В Берлине на Цо встретились, как всегда, очень друг другу обрадовавшись. Маша приехала «организованным автостопом», рассказывала о каком-то алжирском или марокканском интеллектуале, который ехал вместе с ней, и вез фильм на кинофестиваль. Она приехала в подаренном им синем платье, он надел ее любимую его одежду льняные брюки и купленную в китайском магазине настоящую тибетскую рубашку такого же цвета. Так долго вместе каждый день они еще никогда не были. Слова угрожали стать слишком конкретными и эмоционально оценочными. Ссорились тихо так, из-за того, как тратить те очень мало денег и из-за непривычки друг о друге заботиться, он вместе с булочками к завтраку приносил букетик маленьких белых розочек, как будто специально продававшихся рядом с конфетюром. Много фотографировали, мало ели, спали у друзей и знакомых Ани, которые находились во всех городах следования. Замки Баварии сменяли бирюзовые озера, галереи и парки Берлина длинными и торжественными имперскими улицами Мюнхена, Дрезденская картинная галерея сменилась зеркальными стенами и парусами Шревенена на первом этаже музея Ван Гога (они приехали уже почти к закрытию и успели посмотреть только первый этаж). Потом был паром из одной части Стамбула в другую и горький чай в маленьком стеклянном стаканчике, и поезд в Болгарию, где почти на берегу моря в небольшой деревеньке, на лето делающейся курортом, бродила корова. Деньги совершенно закончились, взяли в долг на самолет до дома у Машиного друга. Алеша полетел первый, ему нужно было сначала на сборы, а потом на работу, а Маша осталась еще на две недели. В этот раз решил окончательно, только так, чтобы больше не говорить ничего, молча итак все будет понятно. А она первый раз этой осенью по возвращению подумала, что хочет семью.

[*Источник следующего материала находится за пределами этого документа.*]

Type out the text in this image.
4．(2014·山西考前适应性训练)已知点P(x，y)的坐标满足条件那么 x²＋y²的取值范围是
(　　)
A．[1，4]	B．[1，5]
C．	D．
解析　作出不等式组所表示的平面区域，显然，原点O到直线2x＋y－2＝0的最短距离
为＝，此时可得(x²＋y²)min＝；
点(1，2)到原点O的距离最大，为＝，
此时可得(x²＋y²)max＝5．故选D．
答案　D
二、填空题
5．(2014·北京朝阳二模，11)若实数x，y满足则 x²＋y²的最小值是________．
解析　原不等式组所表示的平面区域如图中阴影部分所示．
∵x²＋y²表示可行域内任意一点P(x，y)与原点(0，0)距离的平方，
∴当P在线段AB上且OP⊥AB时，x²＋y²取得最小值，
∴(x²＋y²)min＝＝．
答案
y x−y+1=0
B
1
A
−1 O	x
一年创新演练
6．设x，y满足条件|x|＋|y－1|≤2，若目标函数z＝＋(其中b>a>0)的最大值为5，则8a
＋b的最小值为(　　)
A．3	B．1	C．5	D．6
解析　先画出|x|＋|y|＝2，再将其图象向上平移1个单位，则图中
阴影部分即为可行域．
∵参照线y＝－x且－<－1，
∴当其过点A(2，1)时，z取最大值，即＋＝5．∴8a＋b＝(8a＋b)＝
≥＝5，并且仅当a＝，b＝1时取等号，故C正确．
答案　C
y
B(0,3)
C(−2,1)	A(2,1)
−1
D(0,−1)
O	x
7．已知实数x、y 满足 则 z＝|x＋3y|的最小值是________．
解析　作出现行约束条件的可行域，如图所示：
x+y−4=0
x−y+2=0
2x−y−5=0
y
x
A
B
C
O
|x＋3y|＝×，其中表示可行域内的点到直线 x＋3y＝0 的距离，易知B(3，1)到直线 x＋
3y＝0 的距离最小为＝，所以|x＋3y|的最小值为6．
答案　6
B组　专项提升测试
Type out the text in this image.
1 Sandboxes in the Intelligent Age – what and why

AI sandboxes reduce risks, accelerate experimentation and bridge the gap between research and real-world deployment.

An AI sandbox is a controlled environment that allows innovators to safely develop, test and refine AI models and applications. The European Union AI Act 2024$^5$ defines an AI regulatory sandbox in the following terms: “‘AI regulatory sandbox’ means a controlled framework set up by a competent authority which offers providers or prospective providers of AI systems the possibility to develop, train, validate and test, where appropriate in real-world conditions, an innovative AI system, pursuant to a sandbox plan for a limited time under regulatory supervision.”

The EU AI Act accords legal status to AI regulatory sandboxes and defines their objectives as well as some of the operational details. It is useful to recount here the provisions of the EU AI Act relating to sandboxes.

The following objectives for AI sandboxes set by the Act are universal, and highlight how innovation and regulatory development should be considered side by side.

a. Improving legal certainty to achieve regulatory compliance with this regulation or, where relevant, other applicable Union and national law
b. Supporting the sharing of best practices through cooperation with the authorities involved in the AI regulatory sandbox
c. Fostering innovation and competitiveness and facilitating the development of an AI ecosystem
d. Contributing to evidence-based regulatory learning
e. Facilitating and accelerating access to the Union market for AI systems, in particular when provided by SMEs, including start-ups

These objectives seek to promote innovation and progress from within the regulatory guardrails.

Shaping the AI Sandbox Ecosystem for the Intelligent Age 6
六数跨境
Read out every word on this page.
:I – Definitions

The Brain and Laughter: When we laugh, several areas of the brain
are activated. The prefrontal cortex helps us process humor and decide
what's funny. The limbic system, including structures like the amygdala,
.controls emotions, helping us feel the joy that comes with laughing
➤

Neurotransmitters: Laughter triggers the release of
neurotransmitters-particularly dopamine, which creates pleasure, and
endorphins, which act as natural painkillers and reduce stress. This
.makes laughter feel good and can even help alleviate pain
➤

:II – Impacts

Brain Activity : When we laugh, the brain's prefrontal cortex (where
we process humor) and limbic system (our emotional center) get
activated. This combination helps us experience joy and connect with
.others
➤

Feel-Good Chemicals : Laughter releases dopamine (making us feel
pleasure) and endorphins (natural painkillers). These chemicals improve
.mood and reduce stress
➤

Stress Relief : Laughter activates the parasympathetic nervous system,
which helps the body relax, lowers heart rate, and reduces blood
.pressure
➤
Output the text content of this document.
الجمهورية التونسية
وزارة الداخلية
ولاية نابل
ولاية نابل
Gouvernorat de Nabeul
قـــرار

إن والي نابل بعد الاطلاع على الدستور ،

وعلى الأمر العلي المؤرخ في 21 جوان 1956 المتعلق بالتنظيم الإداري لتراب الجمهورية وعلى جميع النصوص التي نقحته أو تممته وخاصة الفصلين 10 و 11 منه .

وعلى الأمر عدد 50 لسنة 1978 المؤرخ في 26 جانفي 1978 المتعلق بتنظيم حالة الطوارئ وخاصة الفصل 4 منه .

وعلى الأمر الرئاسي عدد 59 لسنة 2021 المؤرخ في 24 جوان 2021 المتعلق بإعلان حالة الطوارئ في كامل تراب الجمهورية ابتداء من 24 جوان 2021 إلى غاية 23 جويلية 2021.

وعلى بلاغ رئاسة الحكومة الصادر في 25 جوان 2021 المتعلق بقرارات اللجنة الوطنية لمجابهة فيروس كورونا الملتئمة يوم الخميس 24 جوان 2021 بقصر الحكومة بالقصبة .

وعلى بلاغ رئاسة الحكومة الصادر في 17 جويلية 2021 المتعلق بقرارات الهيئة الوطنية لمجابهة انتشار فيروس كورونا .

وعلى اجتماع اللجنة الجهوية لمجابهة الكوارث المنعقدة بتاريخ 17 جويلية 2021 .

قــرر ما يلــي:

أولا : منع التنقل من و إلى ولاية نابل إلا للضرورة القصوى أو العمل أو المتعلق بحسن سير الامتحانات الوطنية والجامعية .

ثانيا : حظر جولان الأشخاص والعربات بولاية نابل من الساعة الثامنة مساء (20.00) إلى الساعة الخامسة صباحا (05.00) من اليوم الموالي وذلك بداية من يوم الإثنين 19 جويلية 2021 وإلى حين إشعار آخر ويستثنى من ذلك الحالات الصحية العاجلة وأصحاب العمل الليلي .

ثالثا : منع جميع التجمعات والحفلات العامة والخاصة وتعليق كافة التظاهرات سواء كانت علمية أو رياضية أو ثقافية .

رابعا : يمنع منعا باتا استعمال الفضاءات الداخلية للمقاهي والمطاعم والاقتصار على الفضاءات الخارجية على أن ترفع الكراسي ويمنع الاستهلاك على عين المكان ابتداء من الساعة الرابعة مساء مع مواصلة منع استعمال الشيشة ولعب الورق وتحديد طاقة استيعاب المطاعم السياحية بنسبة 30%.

- Привет, что это ты, Марков, вдруг всего на 15 мин опоздал? – чуть чуть поднявшись на носочках поцеловала в нос.

У нее было еще очень загорелое лицо и длинные, «со следами солнца Европы» волосы. Алеша снова молчал. Маша заговаривала его мрачность ретроспективным оживлением событий дня. На следующий день он уехал один на неделю под Псков снимать монахов Псково-Печерской лавры. Она улетела писать про книжную ярмарку в Берлине, как давно мечтала.

 

E

Каждый пол наделен знанием, которое никому не может передать, идиотские манипуляции, о которых мне кое-что известно, просто глупость, иллюзия, переодевание, не затрагивающие сознание, дух, они маскируют тело и убивают желание.

Жаклин Арпман. Орланда.

– В строгости отказать!

Пускай это не кажется никому странным, случайным или спонтанным. Опыт накопленный в этих делах огромен, правда делиться им довольно таки сложно, - механизм подкрепления безусловно действует, но вот сама транзакция процесс болезненный и, наверное, излишне чувствительный.

Известная совокупность приемов, подходов в самый неблагоразумный момент обнаруживает свою, так сказать, не цельность. Но лучше так не говорить.

В мире победивших лицедеев, в англоязычной его части, не бывает собственных лиц и не бывает героев в собственном смысле этого слова.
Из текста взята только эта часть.